Nyamazela-ness is what we South Africans have – that’s what many foreigners do not get.
Our famous South African saying, A boer maak ‘n plan, ‘a farmer makes a plan’, is really more than a saying, it’s a cultural identity. Moenie worry nie, ‘don’t worry’, is another.
What a wonderful ripe hotbed of opportunity for entrepreneurs and community-focussed people at this time!
Every day I know that there are people on the ‘front line’ making a difference in South Africa – and all over the globe.
It’s bad, but it’s not all bad.
Am I the only nutcase who still thinks there’s hope?
In the meantime, I’m choosing who I listen to, and we continue to pray.

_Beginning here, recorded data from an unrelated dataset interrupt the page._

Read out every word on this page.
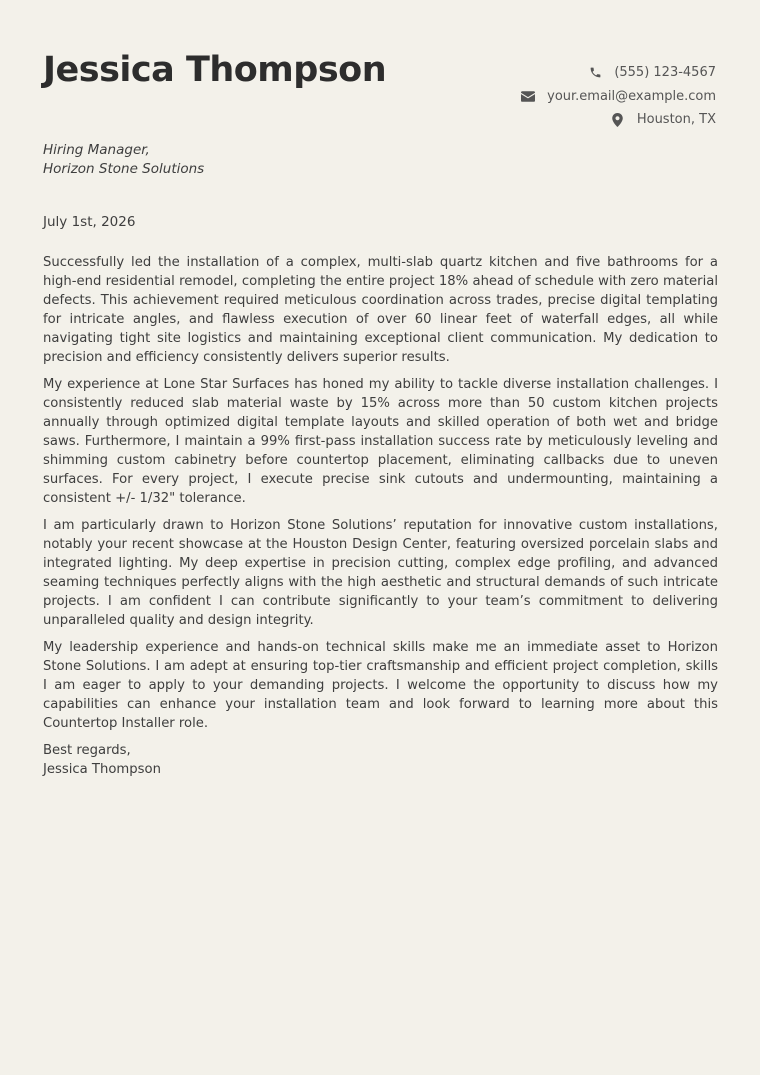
Jessica Thompson	(555) 123-4567
your.email@example.com
Houston, TX
Hiring Manager,
Horizon Stone Solutions
July 1st, 2026

Successfully led the installation of a complex, multi-slab quartz kitchen and five bathrooms for a high-end residential remodel, completing the entire project 18% ahead of schedule with zero material defects. This achievement required meticulous coordination across trades, precise digital templating for intricate angles, and flawless execution of over 60 linear feet of waterfall edges, all while navigating tight site logistics and maintaining exceptional client communication. My dedication to precision and efficiency consistently delivers superior results.

My experience at Lone Star Surfaces has honed my ability to tackle diverse installation challenges. I consistently reduced slab material waste by 15% across more than 50 custom kitchen projects annually through optimized digital template layouts and skilled operation of both wet and bridge saws. Furthermore, I maintain a 99% first-pass installation success rate by meticulously leveling and shimming custom cabinetry before countertop placement, eliminating callbacks due to uneven surfaces. For every project, I execute precise sink cutouts and undermounting, maintaining a consistent +/- 1/32" tolerance.

I am particularly drawn to Horizon Stone Solutions’ reputation for innovative custom installations, notably your recent showcase at the Houston Design Center, featuring oversized porcelain slabs and integrated lighting. My deep expertise in precision cutting, complex edge profiling, and advanced seaming techniques perfectly aligns with the high aesthetic and structural demands of such intricate projects. I am confident I can contribute significantly to your team’s commitment to delivering unparalleled quality and design integrity.

My leadership experience and hands-on technical skills make me an immediate asset to Horizon Stone Solutions. I am adept at ensuring top-tier craftsmanship and efficient project completion, skills I am eager to apply to your demanding projects. I welcome the opportunity to discuss how my capabilities can enhance your installation team and look forward to learning more about this Countertop Installer role.

Best regards,
Jessica Thompson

I know many of you are worried about your businesses, your children, your health, when this all will end and what the far-reaching consequences will be. To that worry, I have only one sensible thing to offer – an Easter quote from N.T. Wright: “I am convinced that when we bring our griefs and sorrows within the story of God’s own grief and sorrow, and allow them to be held there, God is able to bring healing to us and new possibilities to our lives. That is, of course, what Good Friday and Easter are all about.”
P.s. Hubby and I are healthy and getting on with life in the ‘new normal’. I’m counting my blessings.
P.p.s. Moenie worry nie is an Afrikaans saying that speakers of all 12 official South African languages use, Moet jou nie bekommered wees nie is the proper grammatical sentence, but why use textbook Afrikaans when you can jazz it up a bit – it means ‘Don’t worry’ – Hakuna Matata!
P.p.p.p.s. Imagine what it must have been like for Anne Frank and her family living for 2 whole years in lockdown?
P.p.p.p.p.s. Mama and her quilting ladies have also hauled out their sewing machines, scrounged through their material scraps, and are making masks for the whole informal settlement and village of Morgan Bay. There are about 90 families living in MBay. If each household averages out as 4 people, and each person gets one mask to wear and one to wash, that’s A LOT of masks. Wow!
P.p.p.p.p.p.s. “This time too will pass.” I love this, and always thought it came from the Bible, but it turns out it doesn’t. Nevertheless, I still love it and it helps me look beyond the immediate challenges.